The relationship between psychiatry and religion is complex and takes many forms. Some religions oppose psychiatry because the practices involved in psychiatric healing go against related religious beliefs. The opposite may also be true, and mental health professionals may denounce religions for brainwashing or other dangerous activities. Psychiatry and religion can also be related in a positive manner, in which mental health is seen as part of spiritual health.
Religions may oppose psychiatry for a variety of reasons, including the assertion that faith is the only road to a healthy mind. Scientologists famously denounce psychiatry as corrupt and hold exhibitions demonstrating torturous activities perpetuated by psychologists. Even within a religion, some members may believe that psychiatry is acceptable for some illnesses but not others.
Psychiatry and religion are also related by psychiatry's insights into religion. In some cases, severe mental illnesses are interpreted by religious people as prophecies or visions of the divine. When there is a medical diagnosis for these problems, religious fervor may be reduced in the individual. Some psychiatric research also posits explanations for human culture's belief in religious figures, which can also be highly threatening to religions.
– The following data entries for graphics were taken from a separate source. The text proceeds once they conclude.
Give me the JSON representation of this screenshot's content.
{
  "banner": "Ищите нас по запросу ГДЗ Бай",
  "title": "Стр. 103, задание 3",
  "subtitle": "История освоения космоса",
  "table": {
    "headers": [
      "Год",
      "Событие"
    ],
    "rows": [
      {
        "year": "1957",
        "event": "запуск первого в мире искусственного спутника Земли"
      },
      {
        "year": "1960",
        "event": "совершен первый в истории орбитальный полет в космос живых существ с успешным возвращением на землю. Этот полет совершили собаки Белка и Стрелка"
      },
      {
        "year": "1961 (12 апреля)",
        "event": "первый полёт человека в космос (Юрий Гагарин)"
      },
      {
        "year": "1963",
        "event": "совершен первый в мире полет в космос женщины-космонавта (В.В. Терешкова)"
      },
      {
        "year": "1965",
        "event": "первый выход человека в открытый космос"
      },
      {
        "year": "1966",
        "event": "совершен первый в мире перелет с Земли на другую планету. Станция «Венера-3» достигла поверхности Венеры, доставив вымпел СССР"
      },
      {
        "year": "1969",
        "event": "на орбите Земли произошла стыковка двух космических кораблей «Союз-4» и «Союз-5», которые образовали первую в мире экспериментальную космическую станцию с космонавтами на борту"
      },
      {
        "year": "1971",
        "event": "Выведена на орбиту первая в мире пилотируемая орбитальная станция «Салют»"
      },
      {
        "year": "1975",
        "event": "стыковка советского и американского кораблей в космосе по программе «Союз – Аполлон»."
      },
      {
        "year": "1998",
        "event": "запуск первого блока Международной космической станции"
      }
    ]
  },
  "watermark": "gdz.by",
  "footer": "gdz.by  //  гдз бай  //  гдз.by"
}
In some situations, a psychiatrist's practice can be influenced by religion. Buddhist psychiatrists, for example, often attempt to incorporate thoughtful meditation into other psychiatric exercises. Likewise, Christian psychiatrists running Christian practices may attempt to involve prayer in the healing process, although limitations are sometimes placed on what religious activities are considered acceptable for a psychiatrist. Involving faith in psychiatric healing is problematic because both the patient and the psychiatrist must share ideas about religion in order for this to be an effective approach.
One interesting relationship between psychiatry and religion is that of rivalry. Both religion and psychiatry are seen as forms of healing the mind and finding mental peace. People who practice religion still often believe that psychiatry better addresses some problems, like severe mental illness. Even so, for problems like general unhappiness or dissatisfaction with life, psychiatry and religion appear to be in competition for solving these problems.
From the perspective of patients, psychiatry and religion may be related in an even more complex manner. Deciding which problems are appropriate for faith and which require medical attention can be difficult when problems lie in the mind. Often, people with similar problems can find relief in either place. Most religions do not forbid psychiatry as a treatment for mental illness, so most patients have no qualms about combining religion and psychiatry into a complete treatment program that adequately meets their needs.